What are academics for?
July 25, 2013 at 1:58 pm | Posted in Uncategorized | 5 CommentsTags: Academia, Colleges and Universities, Creativity, Education, Isaac Asimov, Research Excellence Framework
Why do we have these people? We see plenty of them; they’re always in the media. They talk, a lot. But what’s the point of academics?
We know why we have universities and colleges. They’re safe houses, quarantining intellectuals so that the rest of us only have to put up with them at a distance, buffered by radio, TV or internet. People who don’t really fit are collected into pleasant refuges where they have others like themselves to keep them company. We’re OK with that. One mark of a good society is how it treats its academics.
All we ask in return is that they teach some vaguely useful stuff to kids to help them find jobs, while allowing the dear little things to a) make the friends who’ll help them out in later life and b) get the partying (mostly) out of their systems.
Oh, and there’s paperwork — and boy, do academics whinge about that. Like no one else faces hateful bureaucracies.
But why have academics at all? Can’t the teaching be done by teachers, instead of people who’d really rather be researching the sex lives of protons, or some such?

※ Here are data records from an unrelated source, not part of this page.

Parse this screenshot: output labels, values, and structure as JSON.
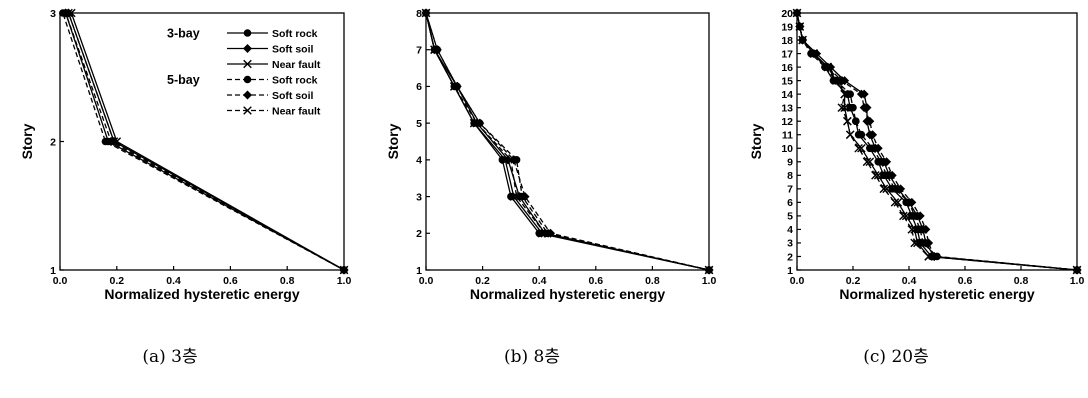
{
  "chart_data": [
    {
      "type": "line",
      "caption": "(a) 3층",
      "xlabel": "Normalized hysteretic energy",
      "ylabel": "Story",
      "xlim": [
        0,
        1
      ],
      "ylim": [
        1,
        3
      ],
      "xticks": [
        "0.0",
        "0.2",
        "0.4",
        "0.6",
        "0.8",
        "1.0"
      ],
      "yticks": [
        "1",
        "2",
        "3"
      ],
      "legend": {
        "position": "top-right",
        "groups": [
          {
            "label": "3-bay",
            "entries": [
              "Soft rock",
              "Soft soil",
              "Near fault"
            ]
          },
          {
            "label": "5-bay",
            "entries": [
              "Soft rock",
              "Soft soil",
              "Near fault"
            ]
          }
        ]
      },
      "series": [
        {
          "group": "3-bay",
          "label": "Soft rock",
          "marker": "circle",
          "dash": "solid",
          "points": [
            [
              1.0,
              1
            ],
            [
              0.17,
              2
            ],
            [
              0.02,
              3
            ]
          ]
        },
        {
          "group": "3-bay",
          "label": "Soft soil",
          "marker": "diamond",
          "dash": "solid",
          "points": [
            [
              1.0,
              1
            ],
            [
              0.19,
              2
            ],
            [
              0.03,
              3
            ]
          ]
        },
        {
          "group": "3-bay",
          "label": "Near fault",
          "marker": "x",
          "dash": "solid",
          "points": [
            [
              1.0,
              1
            ],
            [
              0.2,
              2
            ],
            [
              0.04,
              3
            ]
          ]
        },
        {
          "group": "5-bay",
          "label": "Soft rock",
          "marker": "circle",
          "dash": "dashed",
          "points": [
            [
              1.0,
              1
            ],
            [
              0.16,
              2
            ],
            [
              0.01,
              3
            ]
          ]
        },
        {
          "group": "5-bay",
          "label": "Soft soil",
          "marker": "diamond",
          "dash": "dashed",
          "points": [
            [
              1.0,
              1
            ],
            [
              0.18,
              2
            ],
            [
              0.02,
              3
            ]
          ]
        },
        {
          "group": "5-bay",
          "label": "Near fault",
          "marker": "x",
          "dash": "dashed",
          "points": [
            [
              1.0,
              1
            ],
            [
              0.19,
              2
            ],
            [
              0.03,
              3
            ]
          ]
        }
      ]
    },
    {
      "type": "line",
      "caption": "(b) 8층",
      "xlabel": "Normalized hysteretic energy",
      "ylabel": "Story",
      "xlim": [
        0,
        1
      ],
      "ylim": [
        1,
        8
      ],
      "xticks": [
        "0.0",
        "0.2",
        "0.4",
        "0.6",
        "0.8",
        "1.0"
      ],
      "yticks": [
        "1",
        "2",
        "3",
        "4",
        "5",
        "6",
        "7",
        "8"
      ],
      "series": [
        {
          "group": "3-bay",
          "label": "Soft rock",
          "marker": "circle",
          "dash": "solid",
          "points": [
            [
              1.0,
              1
            ],
            [
              0.4,
              2
            ],
            [
              0.3,
              3
            ],
            [
              0.27,
              4
            ],
            [
              0.17,
              5
            ],
            [
              0.1,
              6
            ],
            [
              0.03,
              7
            ],
            [
              0.0,
              8
            ]
          ]
        },
        {
          "group": "3-bay",
          "label": "Soft soil",
          "marker": "diamond",
          "dash": "solid",
          "points": [
            [
              1.0,
              1
            ],
            [
              0.42,
              2
            ],
            [
              0.33,
              3
            ],
            [
              0.29,
              4
            ],
            [
              0.18,
              5
            ],
            [
              0.11,
              6
            ],
            [
              0.03,
              7
            ],
            [
              0.0,
              8
            ]
          ]
        },
        {
          "group": "3-bay",
          "label": "Near fault",
          "marker": "x",
          "dash": "solid",
          "points": [
            [
              1.0,
              1
            ],
            [
              0.41,
              2
            ],
            [
              0.31,
              3
            ],
            [
              0.28,
              4
            ],
            [
              0.17,
              5
            ],
            [
              0.1,
              6
            ],
            [
              0.03,
              7
            ],
            [
              0.0,
              8
            ]
          ]
        },
        {
          "group": "5-bay",
          "label": "Soft rock",
          "marker": "circle",
          "dash": "dashed",
          "points": [
            [
              1.0,
              1
            ],
            [
              0.43,
              2
            ],
            [
              0.34,
              3
            ],
            [
              0.32,
              4
            ],
            [
              0.19,
              5
            ],
            [
              0.11,
              6
            ],
            [
              0.04,
              7
            ],
            [
              0.0,
              8
            ]
          ]
        },
        {
          "group": "5-bay",
          "label": "Soft soil",
          "marker": "diamond",
          "dash": "dashed",
          "points": [
            [
              1.0,
              1
            ],
            [
              0.44,
              2
            ],
            [
              0.35,
              3
            ],
            [
              0.31,
              4
            ],
            [
              0.19,
              5
            ],
            [
              0.11,
              6
            ],
            [
              0.04,
              7
            ],
            [
              0.0,
              8
            ]
          ]
        },
        {
          "group": "5-bay",
          "label": "Near fault",
          "marker": "x",
          "dash": "dashed",
          "points": [
            [
              1.0,
              1
            ],
            [
              0.42,
              2
            ],
            [
              0.32,
              3
            ],
            [
              0.3,
              4
            ],
            [
              0.18,
              5
            ],
            [
              0.1,
              6
            ],
            [
              0.03,
              7
            ],
            [
              0.0,
              8
            ]
          ]
        }
      ]
    },
    {
      "type": "line",
      "caption": "(c) 20층",
      "xlabel": "Normalized hysteretic energy",
      "ylabel": "Story",
      "xlim": [
        0,
        1
      ],
      "ylim": [
        1,
        20
      ],
      "xticks": [
        "0.0",
        "0.2",
        "0.4",
        "0.6",
        "0.8",
        "1.0"
      ],
      "yticks": [
        "1",
        "2",
        "3",
        "4",
        "5",
        "6",
        "7",
        "8",
        "9",
        "10",
        "11",
        "12",
        "13",
        "14",
        "15",
        "16",
        "17",
        "18",
        "19",
        "20"
      ],
      "series": [
        {
          "group": "3-bay",
          "label": "Soft rock",
          "marker": "circle",
          "dash": "solid",
          "points": [
            [
              1.0,
              1
            ],
            [
              0.48,
              2
            ],
            [
              0.44,
              3
            ],
            [
              0.43,
              4
            ],
            [
              0.41,
              5
            ],
            [
              0.39,
              6
            ],
            [
              0.34,
              7
            ],
            [
              0.31,
              8
            ],
            [
              0.29,
              9
            ],
            [
              0.26,
              10
            ],
            [
              0.22,
              11
            ],
            [
              0.21,
              12
            ],
            [
              0.19,
              13
            ],
            [
              0.18,
              14
            ],
            [
              0.13,
              15
            ],
            [
              0.1,
              16
            ],
            [
              0.06,
              17
            ],
            [
              0.02,
              18
            ],
            [
              0.01,
              19
            ],
            [
              0.0,
              20
            ]
          ]
        },
        {
          "group": "3-bay",
          "label": "Soft soil",
          "marker": "diamond",
          "dash": "solid",
          "points": [
            [
              1.0,
              1
            ],
            [
              0.49,
              2
            ],
            [
              0.46,
              3
            ],
            [
              0.45,
              4
            ],
            [
              0.43,
              5
            ],
            [
              0.4,
              6
            ],
            [
              0.36,
              7
            ],
            [
              0.33,
              8
            ],
            [
              0.31,
              9
            ],
            [
              0.28,
              10
            ],
            [
              0.26,
              11
            ],
            [
              0.25,
              12
            ],
            [
              0.25,
              13
            ],
            [
              0.24,
              14
            ],
            [
              0.17,
              15
            ],
            [
              0.12,
              16
            ],
            [
              0.07,
              17
            ],
            [
              0.02,
              18
            ],
            [
              0.01,
              19
            ],
            [
              0.0,
              20
            ]
          ]
        },
        {
          "group": "3-bay",
          "label": "Near fault",
          "marker": "x",
          "dash": "solid",
          "points": [
            [
              1.0,
              1
            ],
            [
              0.47,
              2
            ],
            [
              0.43,
              3
            ],
            [
              0.42,
              4
            ],
            [
              0.39,
              5
            ],
            [
              0.36,
              6
            ],
            [
              0.32,
              7
            ],
            [
              0.29,
              8
            ],
            [
              0.26,
              9
            ],
            [
              0.23,
              10
            ],
            [
              0.19,
              11
            ],
            [
              0.18,
              12
            ],
            [
              0.17,
              13
            ],
            [
              0.17,
              14
            ],
            [
              0.14,
              15
            ],
            [
              0.11,
              16
            ],
            [
              0.06,
              17
            ],
            [
              0.02,
              18
            ],
            [
              0.01,
              19
            ],
            [
              0.0,
              20
            ]
          ]
        },
        {
          "group": "5-bay",
          "label": "Soft rock",
          "marker": "circle",
          "dash": "dashed",
          "points": [
            [
              1.0,
              1
            ],
            [
              0.5,
              2
            ],
            [
              0.45,
              3
            ],
            [
              0.44,
              4
            ],
            [
              0.42,
              5
            ],
            [
              0.4,
              6
            ],
            [
              0.35,
              7
            ],
            [
              0.32,
              8
            ],
            [
              0.3,
              9
            ],
            [
              0.27,
              10
            ],
            [
              0.23,
              11
            ],
            [
              0.21,
              12
            ],
            [
              0.2,
              13
            ],
            [
              0.19,
              14
            ],
            [
              0.14,
              15
            ],
            [
              0.1,
              16
            ],
            [
              0.05,
              17
            ],
            [
              0.02,
              18
            ],
            [
              0.01,
              19
            ],
            [
              0.0,
              20
            ]
          ]
        },
        {
          "group": "5-bay",
          "label": "Soft soil",
          "marker": "diamond",
          "dash": "dashed",
          "points": [
            [
              1.0,
              1
            ],
            [
              0.49,
              2
            ],
            [
              0.47,
              3
            ],
            [
              0.46,
              4
            ],
            [
              0.44,
              5
            ],
            [
              0.41,
              6
            ],
            [
              0.37,
              7
            ],
            [
              0.34,
              8
            ],
            [
              0.32,
              9
            ],
            [
              0.29,
              10
            ],
            [
              0.27,
              11
            ],
            [
              0.26,
              12
            ],
            [
              0.24,
              13
            ],
            [
              0.23,
              14
            ],
            [
              0.16,
              15
            ],
            [
              0.11,
              16
            ],
            [
              0.06,
              17
            ],
            [
              0.02,
              18
            ],
            [
              0.01,
              19
            ],
            [
              0.0,
              20
            ]
          ]
        },
        {
          "group": "5-bay",
          "label": "Near fault",
          "marker": "x",
          "dash": "dashed",
          "points": [
            [
              1.0,
              1
            ],
            [
              0.47,
              2
            ],
            [
              0.42,
              3
            ],
            [
              0.41,
              4
            ],
            [
              0.38,
              5
            ],
            [
              0.35,
              6
            ],
            [
              0.31,
              7
            ],
            [
              0.28,
              8
            ],
            [
              0.25,
              9
            ],
            [
              0.22,
              10
            ],
            [
              0.19,
              11
            ],
            [
              0.18,
              12
            ],
            [
              0.16,
              13
            ],
            [
              0.17,
              14
            ],
            [
              0.15,
              15
            ],
            [
              0.11,
              16
            ],
            [
              0.06,
              17
            ],
            [
              0.02,
              18
            ],
            [
              0.01,
              19
            ],
            [
              0.0,
              20
            ]
          ]
        }
      ]
    }
  ]
}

Traditional answers to this question are as follows:
1) Academics provide the creative sparks which drive innovation
Isaac Asimov‘s short story ‘Profession‘ makes this claim. In its future Earth, children are selected for specific jobs based on their brain structure, and programmed with the necessary knowledge. Asimov asks how, in such a system, creativity is sustained, and links creativity to rebelliousness and to — in conventional terms — failure.
Governments make this claim too, but they don’t see the need for rebelliousness, and they do appear to see creativity purely as a money-making tool. Oddly, this doesn’t stop my government piling up obstacles, like the costly, cruel and inane Research Excellence Framework. Poor management, a plethora of regulations, and soaring numbers of students and managers — but not academics — could have been designed to stamp out the creative impulse. Either our masters are stupid, or they’re not listening to front-line people, or ideology can trump both evidence and economics. My guess would be it’s a mix of the latter two.
2) Academics create, store and pass on knowledge
Computers can do that. They used only to store stuff, but online teaching’s becoming ever more common, despite its problems. And data-crunching algorithms are being loosed on big datasets to find new ideas. At present, we still need academics to programme the crunchers and interpret the results. Students also seem to prefer being taught by humans. But part of the anxiety cascading through academia at the moment may be due to a feeling that they are undervalued, and may become superfluous, in a system whose overriding ethos is about money.
3) Academics speak truth to power
I wish. Those who do generally don’t get a hearing, and most don’t. Academics may be creative, but that doesn’t make them natural activists. Besides, the system comes down increasingly hard on troublemakers. (The current enthusiasm for open access publishing is, paradoxically, making things worse: because universities have to pay the author fee, they’re now deciding who gets published, giving them a hefty motivational lever for irksome faculty.)
4) Academics help us become better citizens
Do we have any evidence for this? As an academic myself, I’d like to believe that we’re gatekeepers, helping people make sense of life’s complexities. Human beings do seem to enjoy understanding stuff, judging by the kind folks who’ve thanked me for ‘making it so clear’ about brain research. So maybe academics provide that particular reward.
Could it be that our education systems haven’t yet succeeded in starving the desire to think out of everyone, and our politics haven’t yet brought us all to believe that the only things that matter in life are cash and career?
5) Academics are part of the entertainment industry
In darker moments, I wonder: is this what it’s come down to? Watching the news, and the newsreaders’ expressions as they report on some new scientific finding, it’s sometimes hard not to hear a patronising tone. ‘Just look at what these inventive people have come up with now, girls and boys! Whatever will they think of next? And now, here’s Sally with the weather.’
Academics are more and more judged by impact: whether they can get a TV tie-in, or ‘engage the community’. But the community has plenty else to think about, so the intellectuals compete to offer light relief from the daily grind. And yet, some of the things they’re saying may really matter. Is ‘infotainment’ always appropriate?
*******
Creators, interpreters, truth-tellers, guides, or entertainers: what are academics for? What should they be for? Are their purposes changing, and if so, for better or worse? And who’s driving that change?